SITTING ON THE table is $18.4 million in already collected state taxpayer funds available to be spent on new school buildings in Port Angeles.

But Port Angeles can access those funds only if we, the Port Angeles community, begin to invest again in replacing our old and outdated schools.

We only get that $18.4 million if we vote YES on the Feb. 11 Port Angeles School District capital levy measure.

If we don’t, those funds benefit another school district in our state other than ours.

Port Angeles is booming. People who believe in our future are investing in our community. McKinley Paper mill is preparing to open soon. The Boys & Girls Clubs of the Olympic Peninsula is getting a new Port Angeles clubhouse.

The new Shore Aquatics Center will open in June.

Construction is underway for the Field Arts & Events Hall.

Coming soon is a new four-story hotel downtown; and a new parking garage with 60 condominiums is becoming a reality.

Against that backdrop, our outdated schools, built in the 1950s and 1960s, are unsafe, insecure, full of asbestos and becoming more expensive and impossible to maintain as each year goes by.

We’re closer now to 2060 than we are to 1960; and, as a community, we haven’t invested in our school buildings since 2003.

If we don’t act soon, we will have failed to invest in an entire generation of students and families, while the cost of building schools, high as it already is because of state laws and requirements, is only going to get worse.

The Port Angeles Chamber of Commerce Education Committee has spent many hours and meetings analyzing the proposed capital levy plan through the lens of a business model, and our Board of Directors has unanimously endorsed it without reservation.
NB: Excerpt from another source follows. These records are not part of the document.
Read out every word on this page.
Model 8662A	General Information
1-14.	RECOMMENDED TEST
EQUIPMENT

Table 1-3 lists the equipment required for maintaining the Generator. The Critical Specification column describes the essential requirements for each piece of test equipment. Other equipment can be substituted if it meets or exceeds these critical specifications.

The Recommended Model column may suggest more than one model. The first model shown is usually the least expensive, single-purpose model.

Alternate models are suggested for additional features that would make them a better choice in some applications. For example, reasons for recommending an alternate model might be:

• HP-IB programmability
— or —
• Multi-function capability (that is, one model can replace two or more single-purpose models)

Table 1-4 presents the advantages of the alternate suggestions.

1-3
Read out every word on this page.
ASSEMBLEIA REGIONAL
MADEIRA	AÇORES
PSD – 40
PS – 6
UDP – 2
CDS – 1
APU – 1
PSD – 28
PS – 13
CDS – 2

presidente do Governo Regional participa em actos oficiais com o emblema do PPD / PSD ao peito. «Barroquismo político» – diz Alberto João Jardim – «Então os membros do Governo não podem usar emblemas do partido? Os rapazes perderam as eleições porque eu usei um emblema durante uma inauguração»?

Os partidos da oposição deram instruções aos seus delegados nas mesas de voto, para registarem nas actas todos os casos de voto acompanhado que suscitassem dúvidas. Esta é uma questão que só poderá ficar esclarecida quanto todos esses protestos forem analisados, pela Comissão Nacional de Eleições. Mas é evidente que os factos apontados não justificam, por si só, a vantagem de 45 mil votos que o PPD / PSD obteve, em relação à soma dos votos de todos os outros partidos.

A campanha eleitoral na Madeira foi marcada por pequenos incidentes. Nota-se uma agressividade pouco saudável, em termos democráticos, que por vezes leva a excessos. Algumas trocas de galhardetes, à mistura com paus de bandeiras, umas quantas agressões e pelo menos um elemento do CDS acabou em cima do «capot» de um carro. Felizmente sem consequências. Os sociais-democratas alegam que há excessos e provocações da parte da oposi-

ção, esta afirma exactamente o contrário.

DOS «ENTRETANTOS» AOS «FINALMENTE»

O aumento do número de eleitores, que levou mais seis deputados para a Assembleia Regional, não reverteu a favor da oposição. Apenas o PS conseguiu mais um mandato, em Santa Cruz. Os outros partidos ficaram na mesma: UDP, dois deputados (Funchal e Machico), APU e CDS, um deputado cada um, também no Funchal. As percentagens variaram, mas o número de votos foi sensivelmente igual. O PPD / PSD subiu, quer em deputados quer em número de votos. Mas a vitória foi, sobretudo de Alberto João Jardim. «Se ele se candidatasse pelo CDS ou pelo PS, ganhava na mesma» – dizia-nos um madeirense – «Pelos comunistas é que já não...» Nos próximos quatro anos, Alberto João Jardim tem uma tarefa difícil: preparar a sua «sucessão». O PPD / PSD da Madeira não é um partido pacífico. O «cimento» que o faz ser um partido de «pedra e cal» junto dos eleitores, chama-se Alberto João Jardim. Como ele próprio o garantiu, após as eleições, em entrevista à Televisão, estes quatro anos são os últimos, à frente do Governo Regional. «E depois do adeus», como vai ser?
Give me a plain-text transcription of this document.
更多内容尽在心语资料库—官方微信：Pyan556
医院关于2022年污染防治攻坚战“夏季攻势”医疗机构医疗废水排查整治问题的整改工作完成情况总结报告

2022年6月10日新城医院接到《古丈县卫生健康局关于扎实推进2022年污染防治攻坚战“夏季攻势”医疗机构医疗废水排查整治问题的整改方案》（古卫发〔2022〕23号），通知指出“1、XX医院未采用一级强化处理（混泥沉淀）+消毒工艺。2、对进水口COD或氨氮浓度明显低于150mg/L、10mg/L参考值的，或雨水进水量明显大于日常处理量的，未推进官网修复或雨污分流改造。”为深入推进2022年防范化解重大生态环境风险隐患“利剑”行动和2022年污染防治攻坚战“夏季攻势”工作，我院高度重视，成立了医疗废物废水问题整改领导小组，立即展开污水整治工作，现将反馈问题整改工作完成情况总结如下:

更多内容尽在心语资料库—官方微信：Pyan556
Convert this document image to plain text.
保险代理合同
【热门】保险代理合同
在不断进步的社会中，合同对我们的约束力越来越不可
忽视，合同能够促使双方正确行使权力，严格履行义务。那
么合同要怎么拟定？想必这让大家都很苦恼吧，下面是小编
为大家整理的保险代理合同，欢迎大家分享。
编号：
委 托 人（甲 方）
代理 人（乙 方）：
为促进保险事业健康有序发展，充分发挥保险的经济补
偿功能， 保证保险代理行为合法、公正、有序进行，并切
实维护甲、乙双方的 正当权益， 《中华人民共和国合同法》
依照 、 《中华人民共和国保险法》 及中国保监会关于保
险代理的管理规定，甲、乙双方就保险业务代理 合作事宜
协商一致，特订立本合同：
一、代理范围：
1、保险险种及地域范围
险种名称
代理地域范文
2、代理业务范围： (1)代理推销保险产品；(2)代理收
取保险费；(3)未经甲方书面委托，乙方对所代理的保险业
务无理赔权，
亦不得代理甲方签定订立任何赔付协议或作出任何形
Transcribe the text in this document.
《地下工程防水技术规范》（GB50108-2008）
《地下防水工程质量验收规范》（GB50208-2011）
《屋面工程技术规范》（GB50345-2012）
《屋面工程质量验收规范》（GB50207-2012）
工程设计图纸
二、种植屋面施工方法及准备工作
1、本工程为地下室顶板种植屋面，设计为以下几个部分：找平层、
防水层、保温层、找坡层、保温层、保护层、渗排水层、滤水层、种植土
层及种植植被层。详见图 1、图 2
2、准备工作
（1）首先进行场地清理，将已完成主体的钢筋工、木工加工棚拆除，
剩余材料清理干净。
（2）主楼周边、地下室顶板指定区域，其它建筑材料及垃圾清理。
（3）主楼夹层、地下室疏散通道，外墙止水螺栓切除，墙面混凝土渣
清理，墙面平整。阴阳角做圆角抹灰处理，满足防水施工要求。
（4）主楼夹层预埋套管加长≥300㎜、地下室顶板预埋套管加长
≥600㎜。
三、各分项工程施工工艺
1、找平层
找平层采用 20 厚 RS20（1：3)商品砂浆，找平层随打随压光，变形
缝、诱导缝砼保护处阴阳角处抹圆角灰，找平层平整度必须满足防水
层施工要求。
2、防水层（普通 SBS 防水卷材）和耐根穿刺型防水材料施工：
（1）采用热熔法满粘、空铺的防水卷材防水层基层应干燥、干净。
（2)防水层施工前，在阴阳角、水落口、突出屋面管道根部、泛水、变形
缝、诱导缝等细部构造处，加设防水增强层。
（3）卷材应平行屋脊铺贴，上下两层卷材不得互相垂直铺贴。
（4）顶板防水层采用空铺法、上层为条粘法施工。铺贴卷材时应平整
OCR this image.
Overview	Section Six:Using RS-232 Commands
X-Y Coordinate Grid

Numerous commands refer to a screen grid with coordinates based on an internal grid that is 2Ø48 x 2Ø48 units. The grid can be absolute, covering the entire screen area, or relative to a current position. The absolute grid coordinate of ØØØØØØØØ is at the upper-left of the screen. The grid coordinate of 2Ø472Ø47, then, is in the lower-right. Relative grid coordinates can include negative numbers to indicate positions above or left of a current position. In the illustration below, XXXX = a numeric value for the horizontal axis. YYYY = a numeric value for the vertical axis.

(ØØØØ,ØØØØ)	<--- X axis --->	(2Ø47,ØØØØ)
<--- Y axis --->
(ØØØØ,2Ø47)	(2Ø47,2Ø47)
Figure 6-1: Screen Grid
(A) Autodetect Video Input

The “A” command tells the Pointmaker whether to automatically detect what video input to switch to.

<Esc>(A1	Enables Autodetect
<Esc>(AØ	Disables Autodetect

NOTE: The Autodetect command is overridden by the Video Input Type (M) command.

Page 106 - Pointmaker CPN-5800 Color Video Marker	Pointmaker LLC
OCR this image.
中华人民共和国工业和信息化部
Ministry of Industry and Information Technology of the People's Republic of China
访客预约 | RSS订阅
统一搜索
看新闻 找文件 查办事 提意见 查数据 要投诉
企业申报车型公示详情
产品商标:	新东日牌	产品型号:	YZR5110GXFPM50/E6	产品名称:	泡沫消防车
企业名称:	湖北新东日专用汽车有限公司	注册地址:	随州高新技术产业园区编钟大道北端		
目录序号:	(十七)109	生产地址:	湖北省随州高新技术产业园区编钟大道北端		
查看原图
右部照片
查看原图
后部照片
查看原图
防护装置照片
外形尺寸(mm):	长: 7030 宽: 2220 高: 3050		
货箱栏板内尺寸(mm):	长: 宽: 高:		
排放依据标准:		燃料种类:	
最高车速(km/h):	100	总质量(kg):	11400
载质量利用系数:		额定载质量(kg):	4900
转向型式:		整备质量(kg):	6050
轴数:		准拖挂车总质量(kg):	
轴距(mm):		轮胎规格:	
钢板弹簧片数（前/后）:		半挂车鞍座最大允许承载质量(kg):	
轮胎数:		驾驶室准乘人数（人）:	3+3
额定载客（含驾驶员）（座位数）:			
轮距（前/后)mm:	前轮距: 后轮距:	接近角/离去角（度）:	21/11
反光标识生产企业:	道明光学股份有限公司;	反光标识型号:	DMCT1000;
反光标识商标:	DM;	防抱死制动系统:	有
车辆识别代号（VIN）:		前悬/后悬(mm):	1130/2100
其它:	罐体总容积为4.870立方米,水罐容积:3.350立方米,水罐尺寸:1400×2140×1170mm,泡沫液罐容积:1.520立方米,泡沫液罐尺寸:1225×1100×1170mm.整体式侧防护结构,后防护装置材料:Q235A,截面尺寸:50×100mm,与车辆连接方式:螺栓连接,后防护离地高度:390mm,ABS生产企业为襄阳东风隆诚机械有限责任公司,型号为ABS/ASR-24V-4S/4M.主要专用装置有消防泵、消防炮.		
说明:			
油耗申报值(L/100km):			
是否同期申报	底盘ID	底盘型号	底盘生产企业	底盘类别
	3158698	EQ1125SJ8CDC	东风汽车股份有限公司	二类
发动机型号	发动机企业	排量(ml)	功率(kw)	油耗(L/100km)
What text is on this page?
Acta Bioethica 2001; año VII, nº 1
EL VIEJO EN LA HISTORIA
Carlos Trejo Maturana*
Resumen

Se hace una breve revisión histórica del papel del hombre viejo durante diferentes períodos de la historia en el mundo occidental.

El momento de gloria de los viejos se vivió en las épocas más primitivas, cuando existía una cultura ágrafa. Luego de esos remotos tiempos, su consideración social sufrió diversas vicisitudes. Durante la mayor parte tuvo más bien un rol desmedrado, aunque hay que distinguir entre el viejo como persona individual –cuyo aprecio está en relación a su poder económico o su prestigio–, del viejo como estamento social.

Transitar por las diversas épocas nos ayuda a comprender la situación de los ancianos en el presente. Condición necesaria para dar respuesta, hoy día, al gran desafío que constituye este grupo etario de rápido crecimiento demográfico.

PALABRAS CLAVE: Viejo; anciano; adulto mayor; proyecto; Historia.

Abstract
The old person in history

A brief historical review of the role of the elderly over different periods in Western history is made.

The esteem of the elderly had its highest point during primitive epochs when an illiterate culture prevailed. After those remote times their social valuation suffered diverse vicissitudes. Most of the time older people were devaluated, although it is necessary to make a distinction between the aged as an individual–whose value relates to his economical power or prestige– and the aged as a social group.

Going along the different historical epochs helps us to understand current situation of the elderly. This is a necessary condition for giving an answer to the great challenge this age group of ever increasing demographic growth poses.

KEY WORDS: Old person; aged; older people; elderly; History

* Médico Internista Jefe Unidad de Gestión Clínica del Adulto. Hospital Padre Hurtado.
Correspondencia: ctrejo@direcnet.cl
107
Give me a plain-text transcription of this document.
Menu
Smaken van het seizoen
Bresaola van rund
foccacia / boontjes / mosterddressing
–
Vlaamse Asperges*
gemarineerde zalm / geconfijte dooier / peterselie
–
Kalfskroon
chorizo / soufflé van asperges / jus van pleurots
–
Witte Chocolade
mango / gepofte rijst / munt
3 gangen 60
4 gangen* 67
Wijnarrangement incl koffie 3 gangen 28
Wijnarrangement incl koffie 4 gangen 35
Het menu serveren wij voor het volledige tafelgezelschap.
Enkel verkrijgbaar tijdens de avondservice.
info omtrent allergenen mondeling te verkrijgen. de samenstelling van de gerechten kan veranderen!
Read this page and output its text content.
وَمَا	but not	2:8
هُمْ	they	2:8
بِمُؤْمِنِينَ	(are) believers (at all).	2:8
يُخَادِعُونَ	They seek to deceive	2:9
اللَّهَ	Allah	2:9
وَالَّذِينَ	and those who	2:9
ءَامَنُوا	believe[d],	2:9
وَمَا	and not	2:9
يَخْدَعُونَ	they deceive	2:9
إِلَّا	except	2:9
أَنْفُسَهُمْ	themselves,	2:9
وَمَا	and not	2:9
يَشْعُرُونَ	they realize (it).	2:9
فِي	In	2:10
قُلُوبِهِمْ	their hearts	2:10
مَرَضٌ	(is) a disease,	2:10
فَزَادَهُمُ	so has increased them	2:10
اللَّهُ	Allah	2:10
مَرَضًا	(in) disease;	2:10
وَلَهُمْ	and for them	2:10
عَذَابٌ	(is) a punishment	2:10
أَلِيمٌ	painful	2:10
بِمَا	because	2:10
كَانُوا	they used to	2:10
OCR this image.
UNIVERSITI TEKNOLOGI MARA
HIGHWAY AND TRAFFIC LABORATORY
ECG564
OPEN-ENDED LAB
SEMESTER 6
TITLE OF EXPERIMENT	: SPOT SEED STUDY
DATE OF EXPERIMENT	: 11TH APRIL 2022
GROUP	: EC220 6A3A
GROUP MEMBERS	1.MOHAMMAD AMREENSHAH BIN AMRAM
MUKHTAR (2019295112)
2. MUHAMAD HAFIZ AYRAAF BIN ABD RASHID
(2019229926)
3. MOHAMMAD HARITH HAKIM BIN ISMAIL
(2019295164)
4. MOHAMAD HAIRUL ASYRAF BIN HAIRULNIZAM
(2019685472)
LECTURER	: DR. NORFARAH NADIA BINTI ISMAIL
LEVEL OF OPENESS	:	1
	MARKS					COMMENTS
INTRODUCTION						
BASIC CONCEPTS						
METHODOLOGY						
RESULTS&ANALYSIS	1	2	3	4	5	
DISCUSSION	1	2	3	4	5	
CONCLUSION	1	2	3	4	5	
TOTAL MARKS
It makes great business sense to have a nearly 30-year performance-based plan with level rates that are predictable for local residents and property owners. The result will be a new paid-for school in six years; safer and secure schools throughout the district in the very near term; and the promise of more new schools in the coming years that can be used as disaster shelters in the event of an earthquake.

We like that the plan includes a transparency and oversight check-and-balance measure with a community advisory board to ensure smart and sound decisions about capital facilities stay on track as we go forward.

Finally, we appreciate the careful consideration given to the life-cycle cost of buildings, eschewing the cheap option of modular construction — which sends our dollars away to the community where modular components are built and guarantees exorbitantly high maintenance costs in the future — and favoring instead higher quality buildings that will stand the test of time, be built by locals, survive earthquakes and bullets, and be much less costly to maintain.

Having just completed another season of the Winter Ice Village and the annual Community Awards, the Chamber of Commerce’s view on this capital levy is shaped by our devotion to this community.

Through the 4th of July Celebration, Concerts on the Pier, the Maritime Festival and many other community activities, we invest a great deal of our time — and the volunteer time of many gracious fellow citizens — into making Port Angeles as extraordinary as the natural environment in which we live and work.

Rebuilding our old schools is the most important thing we’ve identified that we as a community need to get done for our future.

Now is the time to invest in our school buildings. Let’s not leave that $18.4 million on the table for some other community in Washington state to enjoy.

We strongly urge you to vote YES.

Thank you for believing in and investing in our local community — for the love of Port Angeles.

________

Marc Abshire is the executive director of the Port Angeles Chamber of Commerce.

Terry Ward, publisher of the Peninsula Daily News, Sequim Gazette and Forks Forum, serves on the Port Angeles Chamber of Commerce board of directors.